" Il faut maintenir l'Allocation Garantie de Revenus "

La Ligue des Familles et l’asbl Aidants proches réclament le maintien de l’Allocation Garantie de Revenus (AGR), alors que le gouvernement fédéral entend réduire une deuxième fois cette allocation.

Les deux associations ont exhorté les partenaires sociaux de s’opposer au projet gouvernemental sur l’Allocation Garantie de Revenus (AGR). Celui-ci devait être abordé lors du comité de gestion de l’ONEM vendredi dernier mais il a été reporté à une date ultérieure.

L’AGR, en quoi ça consiste ?

Un chômeur qui reprend un emploi à temps partiel peut, sous certaines conditions, percevoir une allocation à charge de l’ONEM, en plus de sa rémunération. Cette allocation dénommée l’Allocation Garantie de Revenus vise à assurer un revenu global (rémunération + allocations) au moins égal à l’allocation de chômage.

Le projet du ministre de l’Emploi, Kris Peeters, prévoit cependant que l’AGR perçue par des allocataires depuis plus de deux ans soit diminuée de moitié dès 2017, cela afin de «  stimuler les personnes concernées à trouver un emploi à temps plein. »

Les femmes, premières touchées par la mesure

Selon La Ligue des Familles, cela concernerait plus de 50 000 personnes, dont 78 % sont des femmes et 51 % sont chefs de ménage. « Cette diminution, qui touche essentiellement des femmes, pour beaucoup monoparentales, devrait entraîner une perte moyenne de revenu d’environ 23% », signale l’asbl, qui ajoute que le travail à temps partiel est soit contraint, soit la seule solution pour faire face à des situations familiales difficiles.

D’après une simulation chiffrée de la Ligue des familles, pour une femme isolée, travaillant à mi-temps et disposant d’un salaire brut de 800 euros, le perte s’élèvera après deux ans à 284,64 euros, à laquelle il faut encore rajouter le saut d’index. Ce qui correspond à une perte totale de 305,29 euros brut par mois. Telle mesure appauvrit donc particulièrement les personnes concernées, qui basculent dès lors sous le seuil de pauvreté pour un isolé.

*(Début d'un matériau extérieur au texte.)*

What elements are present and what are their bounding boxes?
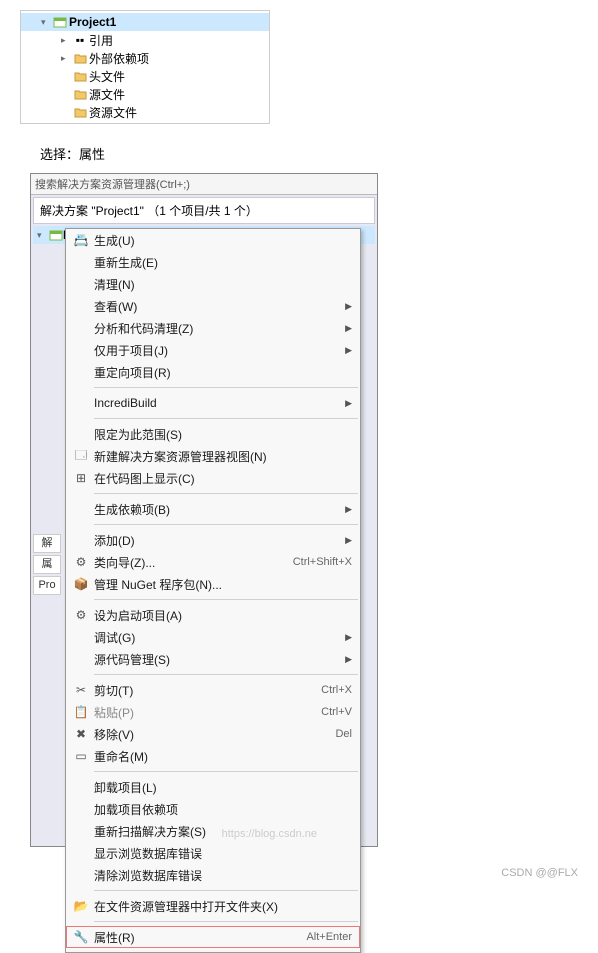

Les aidants proches à nouveau dans le viseur

Dans ce combat, la Ligue des familles s’associe à l’asbl Aidants proches qui s’inquiète quant à elle de l’impact financier de cette mesure de restriction de l’Allocation Garantie de revenus sur la qualité de vie et la capacité d’agir des aidants proches.

Alors que récemment, l’Institut de Santé Publique (ISP) estimait à 860 000 le nombre de personnes prodiguant des soins à titre informel, soit près d’un Belge sur dix, il est capital pour l’ASBL Aidants proches que le gouvernement se penche sur ce dossier. « L’asbl Aidants proches et ses partenaires demandent au gouvernement de considérer avec la même attention, la situation des aidants proches à temps partiels avec AGR, comme il a pu le faire concernant la dispense des aidants proches au chômage. » Ils demandent également que ce soit le cas pour toutes les mesures comprises dans l’accord de gouvernement relatives aux aidants proches.

La Ligue des Familles et l’ASBL Aidants proches appellent donc à la responsabilité des partenaires sociaux pour contrer cette mesure de restriction et demandent au ministre Kris Peeters le retrait de son projet.